Creative destruction guides AxonOS by shaping both how the platform is built and how users innovate on it.

As a principle, it emphasizes that progress comes from replacing outdated systems with superior ones. AxonOS adopts this by designing every component—nodes, workflows, models and integrations—to be modular, swappable and upgradable. Old implementations are not preserved indefinitely; they are intentionally retired when better solutions emerge. This keeps the platform lean, adaptable and focused on continuous improvement. For users, AxonOS becomes a tool for innovation because it enables rapid experimentation. Multiple workflow versions can be created, compared and iterated without fear of breaking the system. Underperforming ideas can be discarded, and stronger ones take their place—mirroring the cycle of creative destruction. As a result, AxonOS supports a dynamic environment where innovation is not a one-time event but an ongoing process. It empowers users to build, test, refine and evolve ideas quickly, turning creative destruction into a practical engine for innovation.

Axon OS Workflow Execution Engine

A vivid example of creative destruction within AxonOS comes from the evolution of its workflow execution engine—shaped through a series of deliberate experiments and architectural competitions. Rather than committing early to a single design, the AxonOS team explored multiple parallel approaches, each representing a different philosophy of orchestration and performance.

One prototype used a pub/sub model, where every node emitted events into a lightweight broker. This approach offered highly decoupled execution and fine-grained scalability. In parallel, an event-driven executor was developed to trigger node execution purely based on state transitions, minimizing orchestration overhead and improving responsiveness.

To evaluate runtime efficiency and isolation, AxonOS engineers compared in-memory execution, prized for its speed but limited in isolation guarantees, against a containerized model that offered stronger sandboxing at the cost of startup latency. For data transfer between nodes, the team tested two paradigms: low-latency in-memory transfers (similar to XCom) for lightweight pipelines, and disk-based handoffs for large payloads or cross-container communication.

Each approach was rigorously benchmarked across real-world workloads—spanning branching graphs, multi-model orchestration, and large embedding transfers. The outcome revealed that no single model excelled universally. Instead, a hybrid architecture emerged as the optimal solution: • Event-driven triggers for adaptive orchestration • In-memory transfers for small artifacts • Disk-backed spillover for large datasets • Containerized isolation for untrusted or resource-intensive nodes

This hybrid executor combined the best of all experiments, replacing the earlier monolithic system with a modular, high-performance architecture.
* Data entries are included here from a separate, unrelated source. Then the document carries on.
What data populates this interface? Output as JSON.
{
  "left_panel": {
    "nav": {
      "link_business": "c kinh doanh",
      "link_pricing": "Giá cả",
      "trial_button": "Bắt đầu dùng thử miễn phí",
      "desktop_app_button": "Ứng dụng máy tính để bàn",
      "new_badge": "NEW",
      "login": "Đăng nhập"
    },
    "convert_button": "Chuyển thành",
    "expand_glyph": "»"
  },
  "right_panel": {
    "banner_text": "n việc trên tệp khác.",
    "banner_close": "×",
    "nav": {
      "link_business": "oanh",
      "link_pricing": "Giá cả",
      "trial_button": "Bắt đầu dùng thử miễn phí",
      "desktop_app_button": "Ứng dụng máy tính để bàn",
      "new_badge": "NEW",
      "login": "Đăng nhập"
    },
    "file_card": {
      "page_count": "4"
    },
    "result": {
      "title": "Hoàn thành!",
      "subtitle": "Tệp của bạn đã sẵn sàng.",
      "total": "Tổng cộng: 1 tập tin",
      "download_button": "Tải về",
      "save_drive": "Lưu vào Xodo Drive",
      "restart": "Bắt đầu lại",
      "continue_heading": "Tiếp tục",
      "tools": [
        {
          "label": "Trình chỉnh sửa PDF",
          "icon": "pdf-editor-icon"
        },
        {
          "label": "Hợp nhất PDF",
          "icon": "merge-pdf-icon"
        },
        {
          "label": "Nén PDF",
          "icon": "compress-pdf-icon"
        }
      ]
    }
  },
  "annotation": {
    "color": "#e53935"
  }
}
The process exemplified AxonOS’s philosophy of creative destruction: systematically testing, comparing, and replacing inferior designs with superior ones. Through this disciplined cycle of experimentation and renewal, AxonOS continuously strengthens its foundation while maintaining the agility to evolve with future demands.

What This Means for the Industry

We see this as a major step toward AI-native orchestration platforms. By aligning human-readable definitions with machine-executable workflows, we reduce friction, improve collaboration, and unlock entirely new possibilities for autonomous applications.

At Simtel.ai, we’re not just building tools — we’re building the language of the future for humans and machines to co-create software.